NEW YORK (MainStreet) Should the National Labor Relations Board (NLRB) compel employers to provide union organizers with the phone numbers and email addresses of employees they want to solicit for votes for a union?
One Florida Congresswoman, Sandy Adams, was so concerned about this she introduced legislation, in 2012, to prevent it.
Email addresses are not the same as mailing addresses. Email accounts can be hacked, spoofed and spammed. All of which poses a privacy concern to an employee already receiving mail and personal visits from union organizers.
Police can be called to remove someone harassing you at home. The phone company can be enlisted to prevent harassing phone calls. But who intercedes in emails?
Email addresses are also User ID's for personal financial websites like credit cards and stockbrokers. So what is a person to do?
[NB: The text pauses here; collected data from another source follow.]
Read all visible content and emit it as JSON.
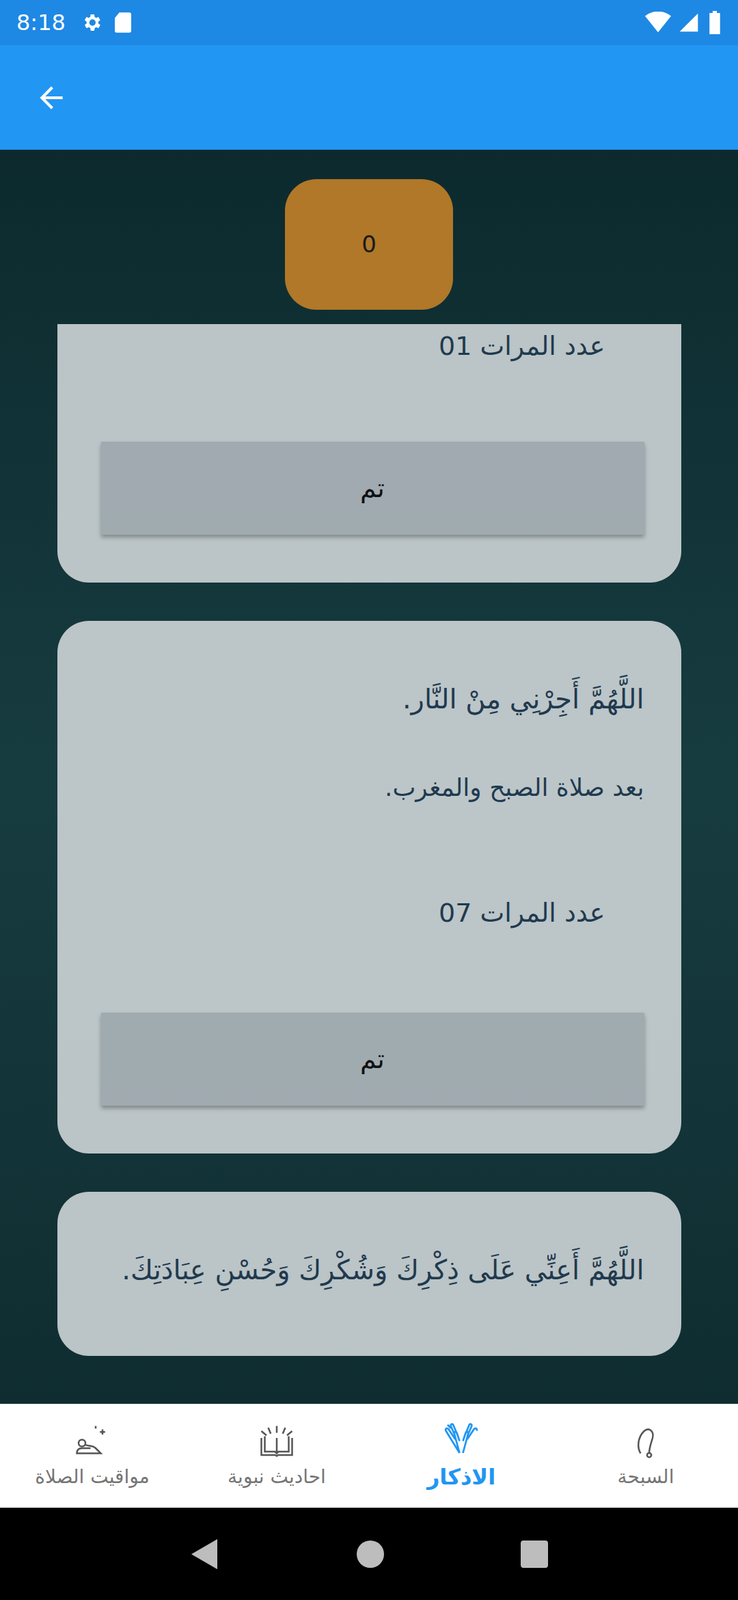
{
  "status_bar": {
    "time": "8:18"
  },
  "counter": {
    "value": "0"
  },
  "cards": [
    {
      "text": "",
      "note": "",
      "count": "عدد المرات 01",
      "button": "تم"
    },
    {
      "text": "اللَّهُمَّ أَجِرْنِي مِنْ النَّار.",
      "note": "بعد صلاة الصبح والمغرب.",
      "count": "عدد المرات 07",
      "button": "تم"
    },
    {
      "text": "اللَّهُمَّ أَعِنِّي عَلَى ذِكْرِكَ وَشُكْرِكَ وَحُسْنِ عِبَادَتِكَ.",
      "note": "",
      "count": "",
      "button": ""
    }
  ],
  "bottom_nav": [
    {
      "label": "السبحة",
      "selected": false,
      "kind": "beads"
    },
    {
      "label": "الاذكار",
      "selected": true,
      "kind": "hands"
    },
    {
      "label": "احاديث نبوية",
      "selected": false,
      "kind": "book"
    },
    {
      "label": "مواقيت الصلاة",
      "selected": false,
      "kind": "prayer"
    }
  ]
}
Besides if it is emails today could Twitter and Facebook accounts far behind - in today's high tech age?
The NLRB is a federal agency created in 1935 as part of the National Labor Relations Act. The NLRB, among other things, authorizes elections to permit employees to vote whether they wish to be represented by a particular labor union or to decertify an existing union.
Currently, the NLRB requires an employer to provide a union which has petitioned a company to let employees vote to unionize, with an "Excelsior list" named after a company in an NLRB case. This list contains the names and addresses of all the employees eligible to vote. This must be done within seven days of the NLRB's direction of an election.
Over the years some have claimed that unions abuse this privilege by harassing employees to vote for them rather than just campaign to solicit votes. Unions deny this happens.